Il faut semer des fleurs mellifères, planter des arbres mellifères, partout où on le peut… En faisant ça, non seulement on aidera nos abeilles, mais aussi toutes les abeilles sauvages, les bourdons, tous les autres pollinisateurs, hannetons, coléoptères, lépidoptères (papillons), etc. Un truc tout bête : laisser les pissenlits et les pâquerettes se développer dans son jardin, ce sont deux fleurs mellifères super importantes. Et si en plus on arrête de tondre sa pelouse chaque semaine, alors on pourra se féliciter d’aider les pollinisateurs si précieux. Ce sont des gestes simples, à la portée de tous, que l’on ait ou non des abeilles, et qui sont très bénéfiques à la biodiversité. C’est en changeant notre regard sur l’abeille et la nature en général qu’on fera bouger les choses.
Les bonus
Quelques chiffres :
On estime à 75 % la production mondiale de nourriture qui dépend des insectes pollinisateurs, dont les abeilles domestiques et sauvages. Sans elles, nous pourrions toujours cultiver du blé, des lentilles et du riz, mais nous aurions beaucoup plus de mal à obtenir des pommes, des avocats ou des amandes. L’ONU a estimé entre 235 et 577 milliards de dollars les services rendus par les insectes pollinisateurs.

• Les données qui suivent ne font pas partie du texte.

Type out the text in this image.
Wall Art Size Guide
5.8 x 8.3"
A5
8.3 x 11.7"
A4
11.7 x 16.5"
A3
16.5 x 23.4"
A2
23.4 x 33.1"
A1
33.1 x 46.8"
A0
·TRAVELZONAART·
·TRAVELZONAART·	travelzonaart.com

A Cuba, le miel est (forcément) bio :
Le miel est devenu une véritable spécialité cubaine : l’île en produit plus de 7000 tonnes par an, dont la totalité peut être certifiée bio. Merci qui ? Merci les États-Unis ! Le pays de l’oncle Sam, en plaçant Cuba sous embargo depuis 1962, a « privé » le territoire des acaricides, antibiotiques de synthèse et pesticides. Les apiculteurs ont donc mis au point des méthodes manuelles pour lutter contre le varroa et, dans le même temps, ce sont les abeilles les plus résistantes à cet acarien qui ont été sélectionnées. Les fleurs butinées sont pour la plupart exemptes de glyphosate. Parallèlement, ne pouvant importer que difficilement des médicaments, les Cubain·es ont énormément développé l’apithérapie.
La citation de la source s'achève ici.